Additionally, conference voted to support recruiting physicians associates (PAs) into the BMA. Broad Left students argued in favour, recognising that unions should represent those who are alike in need, not just in qualification. Working together, we can ensure we can successfully advocate for both groups and seek safe staffing. Brocha Goode of the University of Manchester, who proposed the motion, said, “We shouldn’t leave PAs to seek piecemeal representation; we should seek national recruitment, organisation and bargaining for PAs through the British Medical Association. What we need is to work together with PAs, organising to define their role, solve problems and strengthen our union.”

Healthcare and Society

Conference committed to lobbying to ensure training of medical students to provide healthcare for the homeless, as well as lobbying health boards to ensure higher standards of care for homeless patients are introduced. The policy aims to improve the care that this highly vulnerable group in society receives. David Clayton of Glasgow University, who proposed the motion, said, “The BMA needs to be at the forefront of tackling the public health emergency of homeless deaths and healthcare exclusion and I’m glad to see the BMA support the recommendations from the Faculty for Homeless and Inclusion Health in our motion.”

Additionally, conference supported a motion which targeted homelessness more directly, supporting recognition of homelessness as a crisis manufactured by the housing industry and lobbying for more social housing, as well as taxes on the creation of luxury homes.
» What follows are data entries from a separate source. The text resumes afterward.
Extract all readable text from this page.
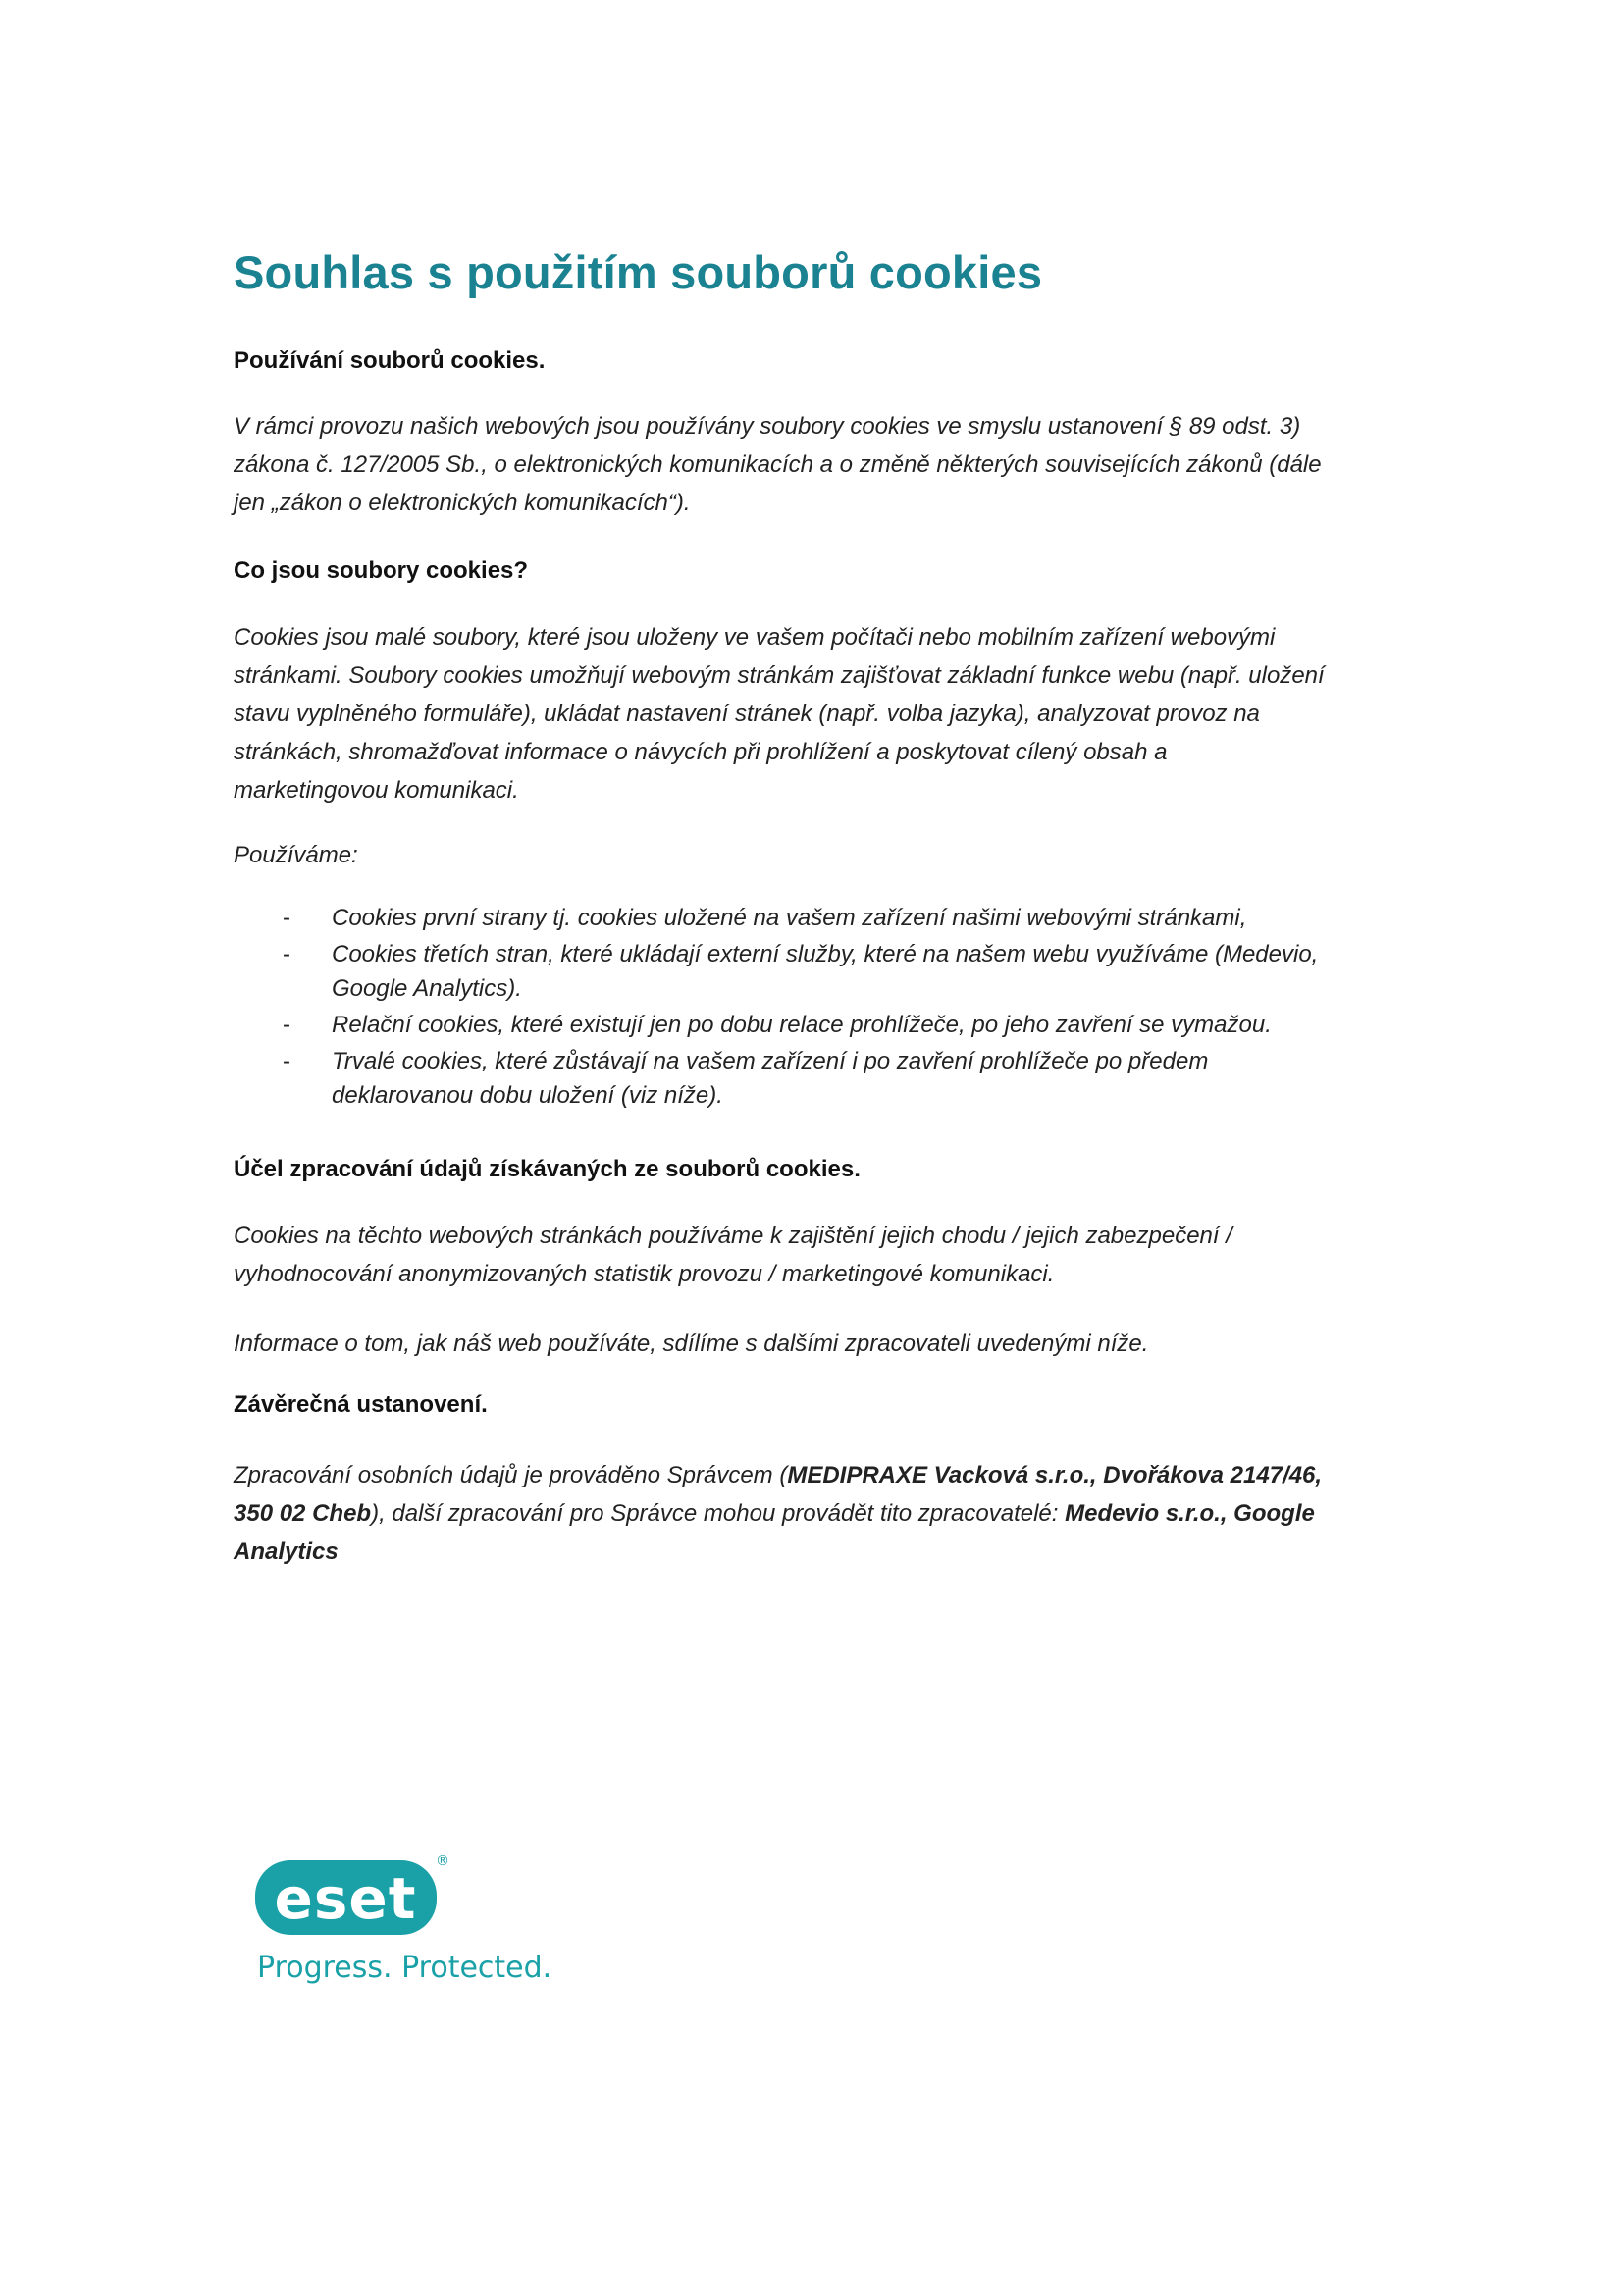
Souhlas s použitím souborů cookies

Používání souborů cookies.

V rámci provozu našich webových jsou používány soubory cookies ve smyslu ustanovení § 89 odst. 3)
zákona č. 127/2005 Sb., o elektronických komunikacích a o změně některých souvisejících zákonů (dále
jen „zákon o elektronických komunikacích“).

Co jsou soubory cookies?

Cookies jsou malé soubory, které jsou uloženy ve vašem počítači nebo mobilním zařízení webovými
stránkami. Soubory cookies umožňují webovým stránkám zajišťovat základní funkce webu (např. uložení
stavu vyplněného formuláře), ukládat nastavení stránek (např. volba jazyka), analyzovat provoz na
stránkách, shromažďovat informace o návycích při prohlížení a poskytovat cílený obsah a
marketingovou komunikaci.
Používáme:
- Cookies první strany tj. cookies uložené na vašem zařízení našimi webovými stránkami,
- Cookies třetích stran, které ukládají externí služby, které na našem webu využíváme (Medevio,
Google Analytics).
- Relační cookies, které existují jen po dobu relace prohlížeče, po jeho zavření se vymažou.
- Trvalé cookies, které zůstávají na vašem zařízení i po zavření prohlížeče po předem
deklarovanou dobu uložení (viz níže).

Účel zpracování údajů získávaných ze souborů cookies.

Cookies na těchto webových stránkách používáme k zajištění jejich chodu / jejich zabezpečení /
vyhodnocování anonymizovaných statistik provozu / marketingové komunikaci.
Informace o tom, jak náš web používáte, sdílíme s dalšími zpracovateli uvedenými níže.

Závěrečná ustanovení.

Zpracování osobních údajů je prováděno Správcem (MEDIPRAXE Vacková s.r.o., Dvořákova 2147/46,
350 02 Cheb), další zpracování pro Správce mohou provádět tito zpracovatelé: Medevio s.r.o., Google
Analytics
eset
®
Progress. Protected.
These measures seek to end the crisis caused by the housing market, which creates an artificial scarcity of housing in order to inflate the value of property investments at the cost of the health of the economically disadvantaged.

The conference voted to support free movement for all workers, inside and beyond the EU, extending well beyond previous policy which called for maintenance of free movement for healthcare workers after Brexit only. Giancarlo Bell, whilst advocating EU free movement, told conference that the EU border was responsible for the deaths of thousands in the Mediterranean, and we should respond by making a different political choice. The policy is a significant commitment to an internationalist principle of free movement and a humanitarian response to the crises across the world. Its passage at conference reflects the increasing support the ideas of the left are gaining.

All quotations were received after the conference and represent the opinions of the individuals quoted. Not all quotes are from Broad Left members.